Именно в этот момент тело твое подымалось над тканями, и безумие непредвиденно случалось с тобой, Женщина.
Глаза еще небыли так пусты как прежде, руки еще не становились холодны и ломки, как осенняя мерзлая трава.
Волосы еще текли с головы по плечам, но уже седина пробивалась наружу, как родник, как источник вечной молодости.
Как можешь жизнь рождать ты?
Как смеешь новое взрастить внутри себя, кроме смерти, сочившейся из разных отверстий?
Я не знал…
Мы не знали, и не смели задавать вопросов.
Что может подарить зима, являющаяся лишь мертвым летом?
Раскатился гром по округе, словно яблоки по деревянному полу.
Дождь кислотный поливал в то время радиоактивную поляну.
Твои нежные волосы, сквозь которые пробивалась уже седина, стали стекать в самом деле.
Ну и что, ну и будет же нам.
В преодолении, не узрели мы великого бессмыслия.

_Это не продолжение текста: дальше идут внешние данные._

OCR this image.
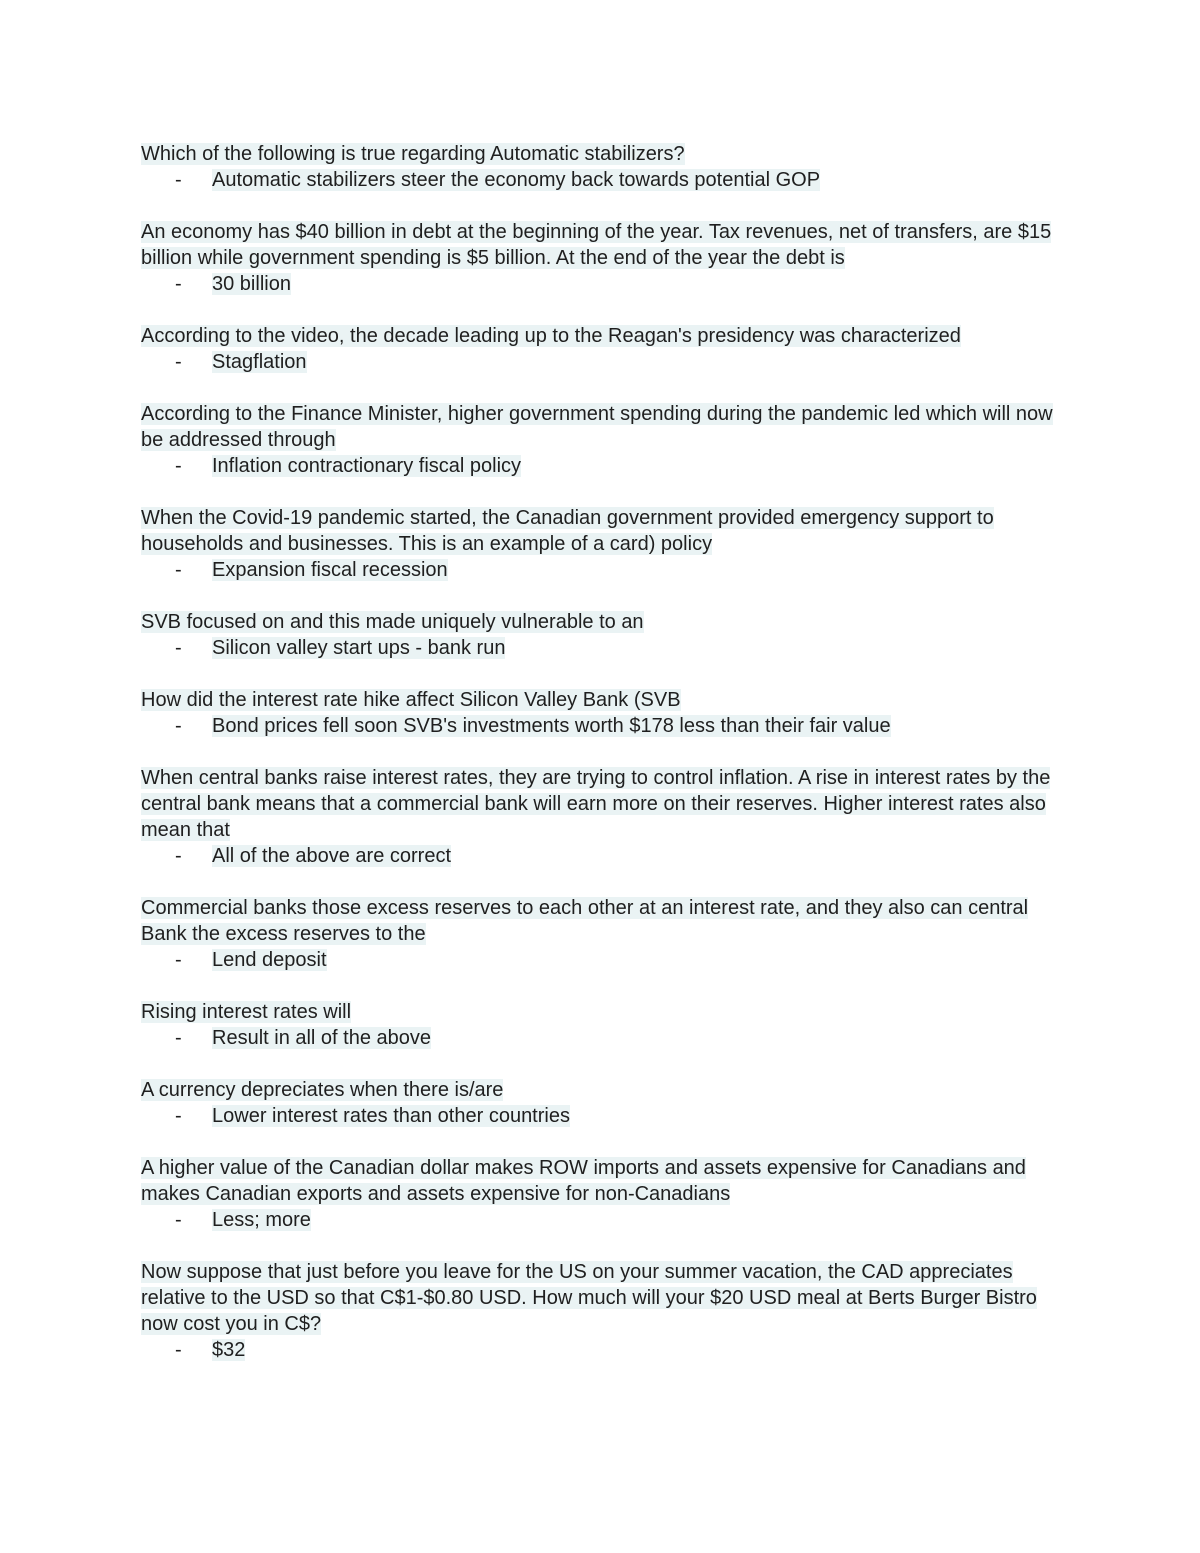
Which of the following is true regarding Automatic stabilizers?

-	Automatic stabilizers steer the economy back towards potential GOP

An economy has $40 billion in debt at the beginning of the year. Tax revenues, net of transfers, are $15 billion while government spending is $5 billion. At the end of the year the debt is

-	30 billion

According to the video, the decade leading up to the Reagan's presidency was characterized

-	Stagflation

According to the Finance Minister, higher government spending during the pandemic led which will now be addressed through

-	Inflation contractionary fiscal policy

When the Covid-19 pandemic started, the Canadian government provided emergency support to households and businesses. This is an example of a card) policy

-	Expansion fiscal recession

SVB focused on and this made uniquely vulnerable to an

-	Silicon valley start ups - bank run

How did the interest rate hike affect Silicon Valley Bank (SVB

-	Bond prices fell soon SVB's investments worth $178 less than their fair value

When central banks raise interest rates, they are trying to control inflation. A rise in interest rates by the central bank means that a commercial bank will earn more on their reserves. Higher interest rates also mean that

-	All of the above are correct

Commercial banks those excess reserves to each other at an interest rate, and they also can central Bank the excess reserves to the

-	Lend deposit

Rising interest rates will

-	Result in all of the above

A currency depreciates when there is/are

-	Lower interest rates than other countries

A higher value of the Canadian dollar makes ROW imports and assets expensive for Canadians and makes Canadian exports and assets expensive for non-Canadians

-	Less; more

Now suppose that just before you leave for the US on your summer vacation, the CAD appreciates relative to the USD so that C$1-$0.80 USD. How much will your $20 USD meal at Berts Burger Bistro now cost you in C$?

-	$32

В мучениях и замыслах, не увидели великое ничто.
Что так ничтожно подкралось сзади, и, стало быть.
Песня 9.
Нельзя быть обворожительной до конца, и поныне.
Невозможно не знать откуда и когда, и по долгу не сходиться.
Как клубок путаница, как звезды в бесконечность, как вода, да под лежачий камень.
Словно яблоко раздора, словно быт неимущих, да и всего то.
Вены как трубы, головная боль, как напоминание о безвыходности.
Кровь носом, словно не позабыть бы, да и только.
Удручающие факты этой осени, как кенотаф, и там нет тебя.
Там тебя нет, словно в диком поле не может быть невероятной удачи, легла ты там на колючие травы.
Шептали травы тебе, что они колючие.
Ветер орал тебе в уши, что он подвижен.
Никто не смел звать тебя по имени.
Имя ты свое утратила в ту жуткую середину сентября, и поныне не вспомнит никто.
Нет, мы не сказка.
Нет, мы не поучительная история с лучшим концом.
Твое имя теперь, Женщина, ибо потеряла ты остальные.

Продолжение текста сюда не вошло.